3.2.2 Predicting treatment stocks under degraded conditions
With the intent to conceptually estimate carbon sequestered since
restoration treatment, we predicted treatment floodplain carbon stocks
with models created for degraded floodplains. Hypothetically,
model-predicted treatment stocks represent pre-treatment conditions at
the treatment category floodplain, i.e., if it were still degraded. We
utilize this method as a thought exercise and recognize the large
assumption that pre-restoration conditions are similar to the degraded
floodplains associated with each restoration project. We acknowledge the
centrality of the assumption and suggest that direct, repeat pre and
post measurements would better represent the estimate of carbon
sequestered since restoration. After predicting treatment stocks using
the degraded-derived models, we calculated the differences between
measured and predicted treatment stocks as a first-order approximation
of how much carbon could be sequestered if environmental conditions are
sufficiently similar between degraded, treatment, and reference sites.
3.2.3 Across-site comparisons
We tested for differences between degraded, treatment, and reference
carbon stocks (Mg/ha) for sites combined by Level III ecoregion (Omernik
and Griffith, 2014). We categorized Type III ecoregions by where the
treatment floodplain was located for a set of degraded, treatment, and
reference floodplains within a site.
Along with testing categories and regions for all data, we also explored
models that best explain carbon stock for the entire dataset. We used
ANOVA tests for both the ecoregion comparisons and the entire dataset
categorical comparisons and compared estimated marginal means with the
emmeans package in R (Lenth 2023). Then, using the complete dataset, we
investigated correlations between carbon stock and potential numeric
predictor variables related to soil texture and climate. Using variables
with significant correlations and additional categorical predictor
variables of research interest, we used three types of models to
estimate carbon content (%). We used carbon content rather than stocks
to avoid uncertainty introduced by the assigned bulk density values that
were used to calculate stocks, i.e., we used direct laboratory results
with no modification. We split the dataset using 80% of sample points
for model building and the remaining 20% for model evaluation.
We compared three modeling approaches to carbon estimation using a
variety of predictors including treatment category within a site.
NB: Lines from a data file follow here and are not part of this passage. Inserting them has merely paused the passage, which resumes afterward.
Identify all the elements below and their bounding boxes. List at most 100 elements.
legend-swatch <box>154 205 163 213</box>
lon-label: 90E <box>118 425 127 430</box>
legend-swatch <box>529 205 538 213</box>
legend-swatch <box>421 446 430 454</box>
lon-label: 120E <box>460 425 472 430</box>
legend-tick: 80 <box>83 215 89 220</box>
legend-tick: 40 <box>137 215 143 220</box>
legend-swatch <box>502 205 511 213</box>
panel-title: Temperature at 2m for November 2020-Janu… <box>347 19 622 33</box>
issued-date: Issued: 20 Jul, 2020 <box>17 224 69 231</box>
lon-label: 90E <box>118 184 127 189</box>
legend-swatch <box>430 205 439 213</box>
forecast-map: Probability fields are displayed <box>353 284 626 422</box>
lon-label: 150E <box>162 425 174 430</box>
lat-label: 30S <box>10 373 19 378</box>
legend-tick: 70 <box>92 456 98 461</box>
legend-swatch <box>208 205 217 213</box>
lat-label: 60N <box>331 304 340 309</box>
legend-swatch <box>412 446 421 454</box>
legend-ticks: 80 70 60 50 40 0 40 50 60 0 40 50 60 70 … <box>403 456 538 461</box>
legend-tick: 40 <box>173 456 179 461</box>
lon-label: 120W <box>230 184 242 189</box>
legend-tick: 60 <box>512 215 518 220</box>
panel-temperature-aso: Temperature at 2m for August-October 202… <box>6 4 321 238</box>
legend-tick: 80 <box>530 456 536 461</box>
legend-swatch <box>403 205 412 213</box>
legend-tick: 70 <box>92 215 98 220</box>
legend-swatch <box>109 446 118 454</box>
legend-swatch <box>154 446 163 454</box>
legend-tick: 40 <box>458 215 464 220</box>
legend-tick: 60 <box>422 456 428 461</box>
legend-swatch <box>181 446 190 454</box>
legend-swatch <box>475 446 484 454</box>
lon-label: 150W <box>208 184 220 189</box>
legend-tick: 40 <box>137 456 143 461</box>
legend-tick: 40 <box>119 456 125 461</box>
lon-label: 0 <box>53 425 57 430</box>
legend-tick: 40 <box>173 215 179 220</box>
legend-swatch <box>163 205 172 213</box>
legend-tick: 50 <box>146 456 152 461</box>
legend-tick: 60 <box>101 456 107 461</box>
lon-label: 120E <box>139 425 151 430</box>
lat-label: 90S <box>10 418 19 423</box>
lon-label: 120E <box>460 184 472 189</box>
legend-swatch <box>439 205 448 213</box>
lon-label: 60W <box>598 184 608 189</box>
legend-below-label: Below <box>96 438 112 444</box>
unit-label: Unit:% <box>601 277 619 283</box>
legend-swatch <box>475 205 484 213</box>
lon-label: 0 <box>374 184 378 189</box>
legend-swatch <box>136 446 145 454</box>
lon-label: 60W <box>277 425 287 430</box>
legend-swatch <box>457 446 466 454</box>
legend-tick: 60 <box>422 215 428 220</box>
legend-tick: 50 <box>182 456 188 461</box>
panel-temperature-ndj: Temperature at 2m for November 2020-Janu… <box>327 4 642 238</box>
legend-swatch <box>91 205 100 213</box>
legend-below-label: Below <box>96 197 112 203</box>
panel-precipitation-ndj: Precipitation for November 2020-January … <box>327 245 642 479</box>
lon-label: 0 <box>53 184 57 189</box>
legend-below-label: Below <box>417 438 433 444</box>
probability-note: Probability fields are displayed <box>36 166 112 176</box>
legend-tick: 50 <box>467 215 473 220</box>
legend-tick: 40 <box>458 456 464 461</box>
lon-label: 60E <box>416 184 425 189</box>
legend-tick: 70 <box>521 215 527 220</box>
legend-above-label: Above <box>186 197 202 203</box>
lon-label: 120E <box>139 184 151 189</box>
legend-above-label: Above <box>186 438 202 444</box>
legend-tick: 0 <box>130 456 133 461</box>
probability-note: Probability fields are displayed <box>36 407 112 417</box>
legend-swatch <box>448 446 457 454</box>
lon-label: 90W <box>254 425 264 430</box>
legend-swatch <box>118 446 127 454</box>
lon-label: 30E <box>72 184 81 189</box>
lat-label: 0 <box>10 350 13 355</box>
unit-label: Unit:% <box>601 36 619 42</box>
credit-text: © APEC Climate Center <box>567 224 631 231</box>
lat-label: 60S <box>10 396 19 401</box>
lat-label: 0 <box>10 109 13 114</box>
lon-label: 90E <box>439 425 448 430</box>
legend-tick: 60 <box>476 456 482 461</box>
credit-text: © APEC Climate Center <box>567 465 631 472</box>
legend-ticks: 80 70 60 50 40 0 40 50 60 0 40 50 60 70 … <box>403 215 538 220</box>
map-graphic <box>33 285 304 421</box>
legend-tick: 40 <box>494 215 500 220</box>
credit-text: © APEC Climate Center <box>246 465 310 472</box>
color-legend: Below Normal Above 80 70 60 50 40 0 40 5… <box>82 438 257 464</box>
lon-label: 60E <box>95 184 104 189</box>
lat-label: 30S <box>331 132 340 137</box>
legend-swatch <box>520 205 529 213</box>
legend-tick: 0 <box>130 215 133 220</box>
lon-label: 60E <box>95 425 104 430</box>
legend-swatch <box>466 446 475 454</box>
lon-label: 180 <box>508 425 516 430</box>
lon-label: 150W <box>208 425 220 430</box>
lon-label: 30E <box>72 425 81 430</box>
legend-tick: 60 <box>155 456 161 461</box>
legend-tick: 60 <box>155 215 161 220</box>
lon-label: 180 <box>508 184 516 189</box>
In all
models discussed, we excluded data from Colorado due to the
non-associated nature of the degraded-treatment-reference datasets in
this region. In the Colorado dataset, degraded, treatment, and reference
sites are far (>10 km) apart and not along the same stream.
Using data from Oregon and Utah only, we began with a linear mixed
model. To account for the lack of independence of samples from the same
floodplains, lack of independence of samples from different depths from
the same hole, and the availability-based nature of the stream
restoration projects we chose to sample, we modeled carbon content as a
mixed model with random and fixed effects in a nested block study design
using the lmer function from the lme4 package in R version 4.1.3 (R Core
Team, 2022). Due to the large number of complexities to be considered in
the mixed generalized linear model, we also modeled carbon using a
gradient boosted regression tree model that utilizes elements of
decision trees and machine learning to account for characteristics of
the dataset without the need to account for the same linear model
sensitivities. The gradient boosting model was built with the dismo
package in R (Hijmans et al., 2021). Parameters for this model were
those suggested by Elith et al. (2008). In addition, we modeled the data
with a random forest model using regression decision trees with the
randomForest package in R (Liaw and Wiener 2002). We compared results
from the three models with the root mean square error (RMSE) and the
coefficient of determination (R2) between 20% of the
data reserved for model evaluation and the model predictions.